The volume of the piracy has proven disheartening for de Lancie.
“What we decided to do was, we would not take any money out of the pot, salary-wise, but what we would do is put it all on film, all into the show — and I think you can see that the production value is pretty high — and we would take it out, our salaries, the six of us would take our salaries out when the sale came.
“The unfortunate thing about all this is we were sending it out to one of the most savvy Internet generations ever. And within a half-hour, the downloads — which were promised to the backers — somebody, some person in all that started posting it on YouTube, Pirate Bay, all that. So our model has collapsed. And now we’re faced with a show that, while very popular — people are just ripping it off right and left.”
The end result is that any further production — such as a planned second disc of bonus material for the DVD release of the film — has been canceled. There is still work toward releasing the documentary via legal streaming sites like Netflix and on DVD, but any financial rewards the makers will receive for their months of labor on the film will always come with an asterisk, thanks to the piracy.
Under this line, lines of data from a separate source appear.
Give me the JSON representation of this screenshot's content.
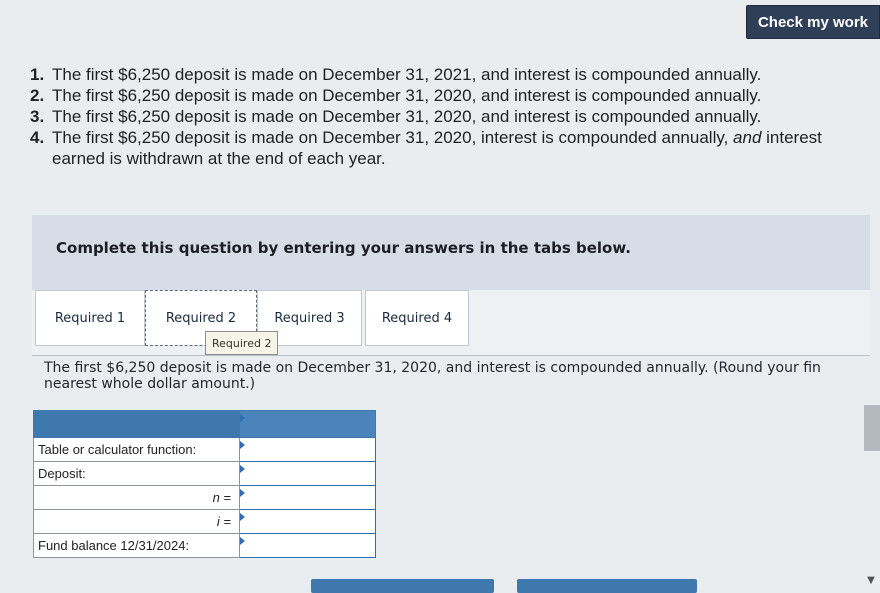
{
  "toolbar": {
    "check_label": "Check my work"
  },
  "problems": [
    {
      "num": "1.",
      "text": "The first $6,250 deposit is made on December 31, 2021, and interest is compounded annually."
    },
    {
      "num": "2.",
      "text": "The first $6,250 deposit is made on December 31, 2020, and interest is compounded annually."
    },
    {
      "num": "3.",
      "text": "The first $6,250 deposit is made on December 31, 2020, and interest is compounded annually."
    },
    {
      "num": "4.",
      "text_a": "The first $6,250 deposit is made on December 31, 2020, interest is compounded annually, ",
      "text_em": "and",
      "text_b": " interest earned is withdrawn at the end of each year."
    }
  ],
  "instructions": "Complete this question by entering your answers in the tabs below.",
  "tabs": [
    {
      "label": "Required 1"
    },
    {
      "label": "Required 2"
    },
    {
      "label": "Required 3"
    },
    {
      "label": "Required 4"
    }
  ],
  "tooltip": "Required 2",
  "description": "The first $6,250 deposit is made on December 31, 2020, and interest is compounded annually. (Round your fin",
  "description_line2": "nearest whole dollar amount.)",
  "table": {
    "rows": [
      {
        "label": "Table or calculator function:",
        "value": ""
      },
      {
        "label": "Deposit:",
        "value": ""
      },
      {
        "label": "n =",
        "value": ""
      },
      {
        "label": "i =",
        "value": ""
      },
      {
        "label": "Fund balance 12/31/2024:",
        "value": ""
      }
    ]
  }
}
“I think we’ve sold 4,000 copies, but we know of at least 10,000 that have been downloaded,” de Lancie said. “I can’t say that I haven’t done the same — we’ve all done the same, in a manner of speaking. Except the problem is that, for us, instead of two months’ worth of work we ended up with four times that amount of work, and we’re not too happy about it.”
Something for everypony
Still, the producers hope that the finished film can communicate to Brony and non-Brony alike what this community is about — a surprisingly genuine example of pop culture joy in an increasingly cynical world.
“We’re hoping that non-Bronies at least understand what’s going on, and hopefully through some of these stories that they can relate, at least a little bit, to some of these Bronies and some of these personal stories,” Brockhoff said.
And there are fascinating sociological implications to the phenomenon, de Lancie added. “Isn’t this interesting that there is a population out there of young men in their 20s who are malnourished in terms of something they need that society, entertainment, whatever is not giving them — to the extent that they are actually willing to brave the ridicule that society will cast upon them by going as far back as to a show that was intended for 10-year-old girls? Wow!
“What sort of society then, do we have?” he said. “Why are we making fun of people who are watching a show that is about being generous and loyal and kind and — you know, those six elements of harmony and whatever — why do we feel that it’s so easy to make fun of that?”